De inspecteur heeft met dagtekening 15 mei 2012 aan belanghebbende een aanslag recht van schenking opgelegd voor een schenking in het jaar 2007 (aanslagnummer 3012.086.00018) met een te betalen bedrag € 45.227.

1.3.

Belanghebbende heeft met instemming van de inspecteur op grond van artikel 7:1a van de Algemene wet bestuursrecht tegen beide aanslagen rechtstreeks beroep bij de rechtbank ingesteld.

1.4.

Bij uitspraak van 22 april 2013 heeft de rechtbank de door belanghebbende ingestelde beroepen gegrond verklaard. De aanslag voor het jaar 1995 is verminderd tot een naar een belastbare verkrijging van € 6.765. De aanslag voor het jaar 2007 is door de rechtbank vernietigd.
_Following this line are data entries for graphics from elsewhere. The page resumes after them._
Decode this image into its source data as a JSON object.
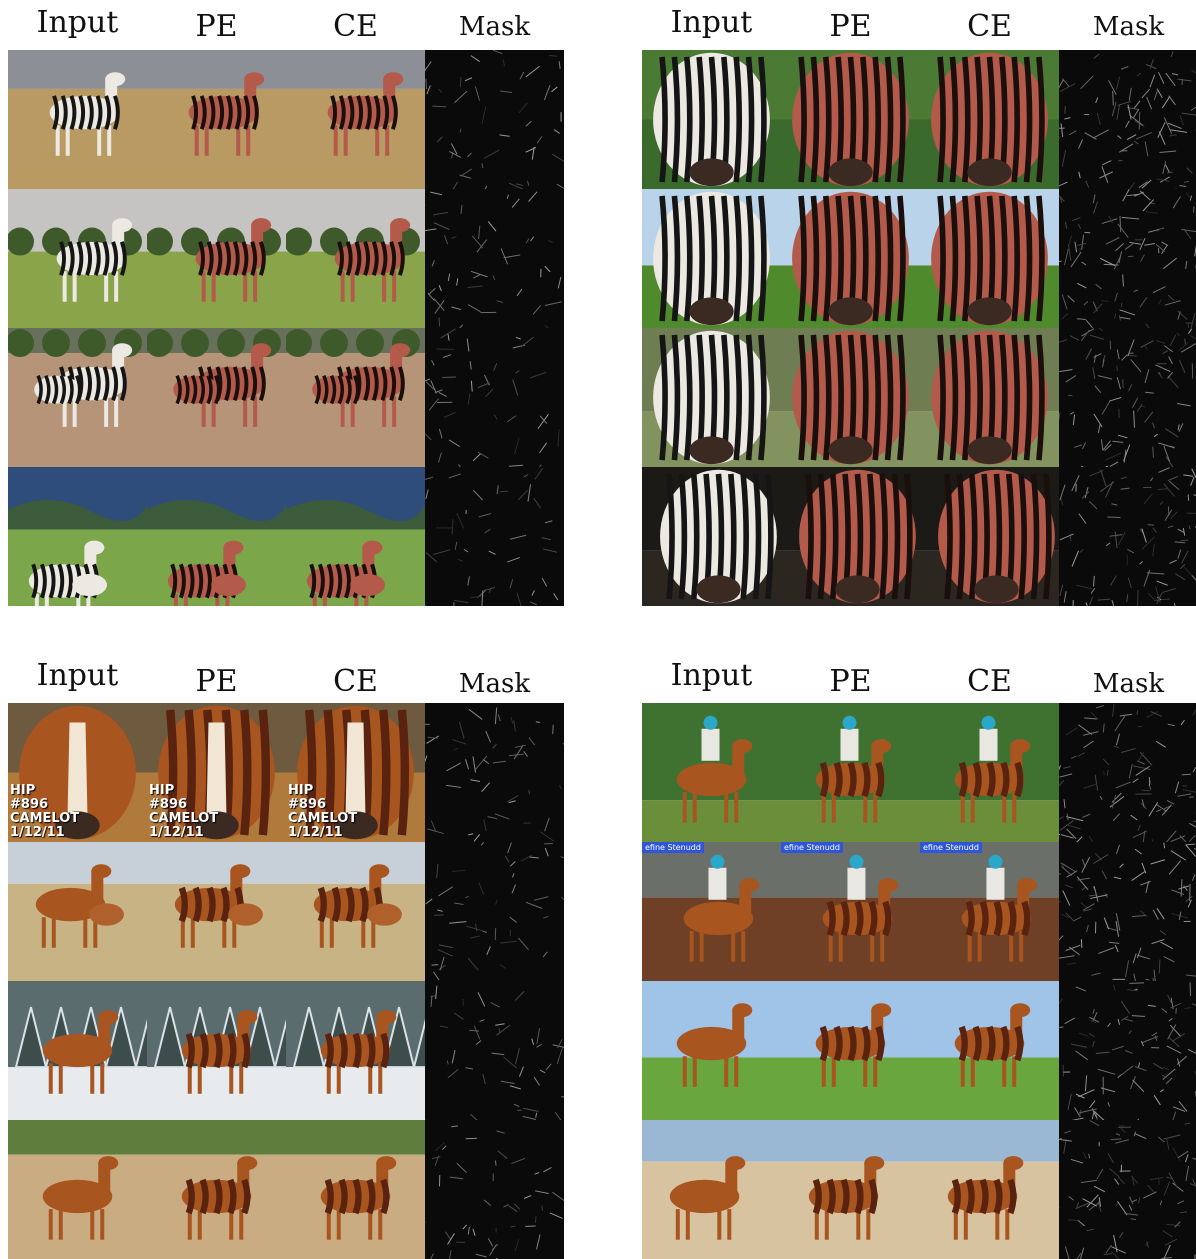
{
  "panels": [
    {
      "id": "zebra-full",
      "headers": [
        "Input",
        "PE",
        "CE",
        "Mask"
      ],
      "rows": [
        {
          "scene": "zebra-savanna"
        },
        {
          "scene": "zebra-grass-trees"
        },
        {
          "scene": "zebra-herd-bush"
        },
        {
          "scene": "zebra-foal-meadow"
        }
      ]
    },
    {
      "id": "zebra-closeup",
      "headers": [
        "Input",
        "PE",
        "CE",
        "Mask"
      ],
      "rows": [
        {
          "scene": "zebra-head-stripes"
        },
        {
          "scene": "zebra-face-front"
        },
        {
          "scene": "zebra-face-blur"
        },
        {
          "scene": "zebra-head-dark"
        }
      ]
    },
    {
      "id": "horse-a",
      "headers": [
        "Input",
        "PE",
        "CE",
        "Mask"
      ],
      "rows": [
        {
          "scene": "chestnut-horse-face",
          "overlay": [
            "HIP",
            "#896",
            "CAMELOT",
            "1/12/11"
          ]
        },
        {
          "scene": "mare-and-foal"
        },
        {
          "scene": "horse-in-snow"
        },
        {
          "scene": "horse-galloping"
        }
      ]
    },
    {
      "id": "horse-b",
      "headers": [
        "Input",
        "PE",
        "CE",
        "Mask"
      ],
      "rows": [
        {
          "scene": "rider-on-horse"
        },
        {
          "scene": "jockey-racehorse",
          "tag": "efine Stenudd"
        },
        {
          "scene": "horse-standing-profile"
        },
        {
          "scene": "horse-running-arena"
        }
      ]
    }
  ],
  "colors": {
    "background": "#ffffff",
    "mask_bg": "#0a0a0a",
    "header_text": "#111111"
  }
}
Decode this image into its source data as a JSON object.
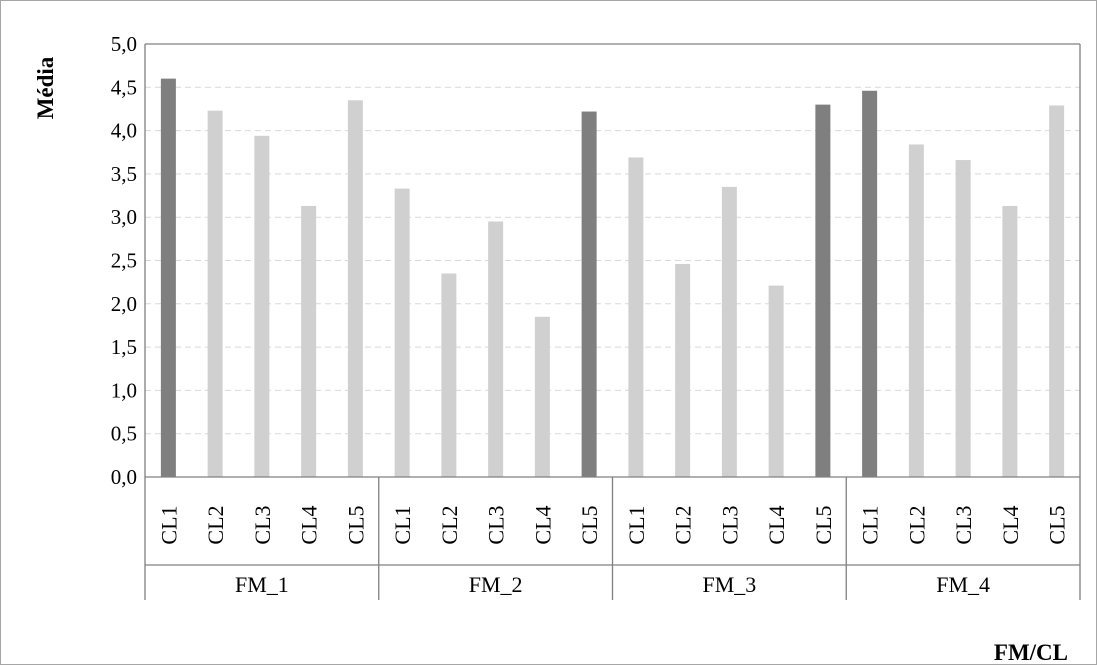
{
  "chart_data": {
    "type": "bar",
    "ylabel": "Média",
    "xlabel": "FM/CL",
    "ylim": [
      0,
      5
    ],
    "yticks": [
      "0,0",
      "0,5",
      "1,0",
      "1,5",
      "2,0",
      "2,5",
      "3,0",
      "3,5",
      "4,0",
      "4,5",
      "5,0"
    ],
    "grid": "horizontal-dashed",
    "groups": [
      {
        "name": "FM_1",
        "categories": [
          "CL1",
          "CL2",
          "CL3",
          "CL4",
          "CL5"
        ],
        "values": [
          4.6,
          4.23,
          3.94,
          3.13,
          4.35
        ],
        "highlight": [
          true,
          false,
          false,
          false,
          false
        ]
      },
      {
        "name": "FM_2",
        "categories": [
          "CL1",
          "CL2",
          "CL3",
          "CL4",
          "CL5"
        ],
        "values": [
          3.33,
          2.35,
          2.95,
          1.85,
          4.22
        ],
        "highlight": [
          false,
          false,
          false,
          false,
          true
        ]
      },
      {
        "name": "FM_3",
        "categories": [
          "CL1",
          "CL2",
          "CL3",
          "CL4",
          "CL5"
        ],
        "values": [
          3.69,
          2.46,
          3.35,
          2.21,
          4.3
        ],
        "highlight": [
          false,
          false,
          false,
          false,
          true
        ]
      },
      {
        "name": "FM_4",
        "categories": [
          "CL1",
          "CL2",
          "CL3",
          "CL4",
          "CL5"
        ],
        "values": [
          4.46,
          3.84,
          3.66,
          3.13,
          4.29
        ],
        "highlight": [
          true,
          false,
          false,
          false,
          false
        ]
      }
    ],
    "colors": {
      "highlight": "#7f7f7f",
      "normal": "#d0d0d0",
      "grid": "#d9d9d9",
      "axis": "#808080"
    }
  }
}
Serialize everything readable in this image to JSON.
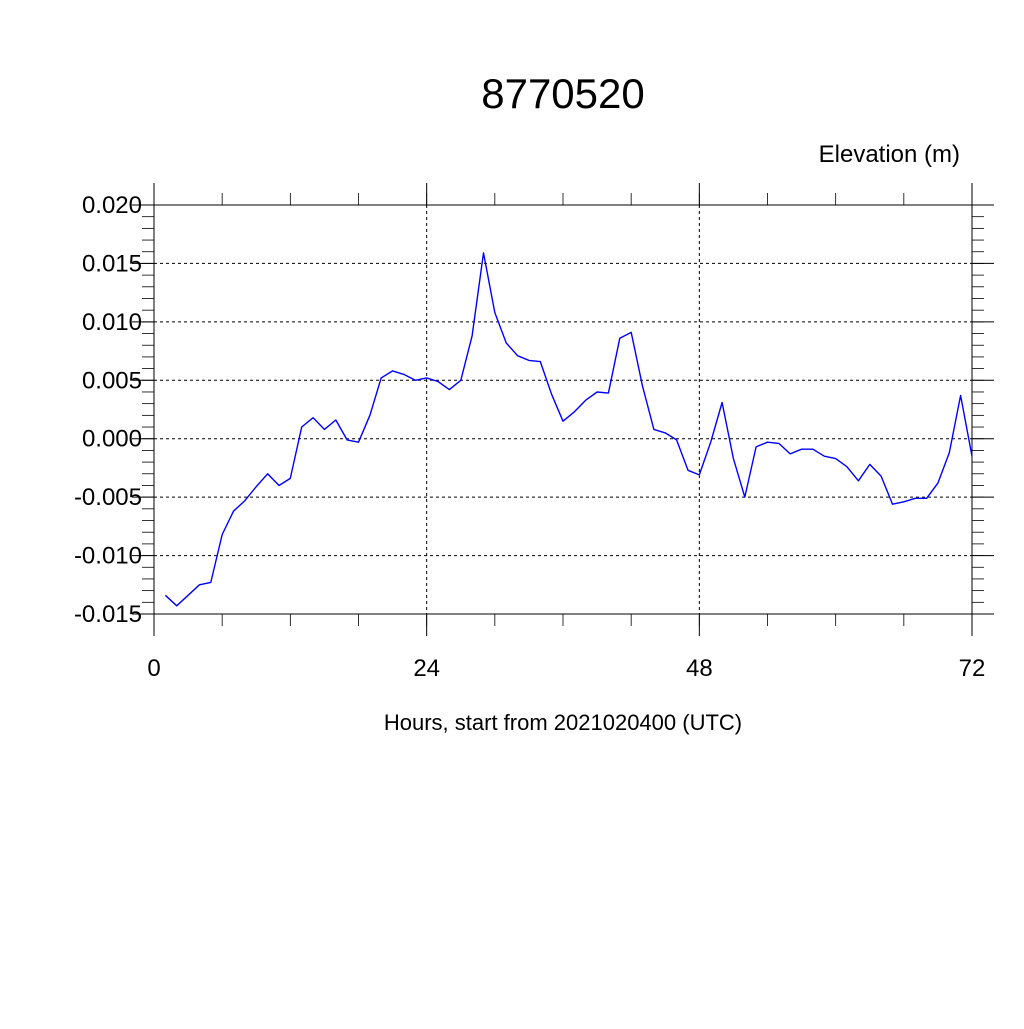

De inspecteur is veroordeeld tot vergoeding van de proceskosten tot een bedrag van € 944 en de inspecteur is gelast het griffierecht van € 42 te vergoeden aan belanghebbende.

1.5.

Het tegen deze uitspraak ingestelde hoger beroep heeft alleen betrekking op de aanslag recht van schenking 1995 en is bij het Hof ingekomen op 31 mei 2013, aangevuld bij brief van 9 augustus 2013. De inspecteur heeft een verweerschrift ingediend.

1.6.

Het onderzoek ter zitting heeft plaatsgevonden op 15 mei 2014. Van het verhandelde ter zitting is een proces-verbaal opgemaakt dat met deze uitspraak wordt meegezonden.

2 Feiten

In de ontwikkeling van het geschil in hoger beroep vindt het Hof aanleiding de feiten als volgt vast te stellen:

2.1.

Eind 1991 heeft [Y], de zoon van belanghebbende, (hierna: de zoon) een woning gekocht aan de[A-laan 1] in [Z] (hierna: de woning). In 1992 is hij daar met belanghebbende, zijn vader en zijn broer gaan wonen.

2.2.

In het voorjaar van 1993 is de zoon gehuwd en is hij in verband met zijn carrière verhuisd naar het buitenland.

2.3.

Belanghebbende en haar echtgenoot hebben vanaf 1992 onafgebroken in de woning gewoond. Na het overlijden van haar echtgenoot in 2007 is belanghebbende in de woning blijven wonen. Belanghebbende en haar echtgenoot hebben geen afspraken gemaakt met de zoon over de duur van de bewoning en zij hebben hem voor de bewoning nooit enige vergoeding betaald.

2.4.

De zoon is in 2008 teruggekeerd naar Nederland. Hij heeft een andere woning gekocht en is daar met zijn vrouw gaan wonen.

2.5.

De waarde van de woning was in 1995 € 225.500.

3 Geschil in hoger beroep

3.1.

In hoger beroep is in geschil of in het jaar 1995 een schenking is gedaan door de zoon aan belanghebbende doordat belanghebbende zonder daarvoor een vergoeding te betalen het woongenot heeft gehad van de woning.

3.2.

Partijen doen hun standpunten steunen op de gronden welke daartoe door hen zijn aangevoerd in de van hen afkomstige stukken. Voor hetgeen hieraan ter zitting is toegevoegd, wordt verwezen naar het van deze zitting opgemaakte proces-verbaal.

3.3.

Belanghebbende concludeert tot vernietiging van de uitspraak van de rechtbank voor zover deze betrekking heeft op de aanslag voor het jaar 1995 en tot vernietiging van deze aanslag. De inspecteur concludeert tot bevestiging van de uitspraak van de Rechtbank.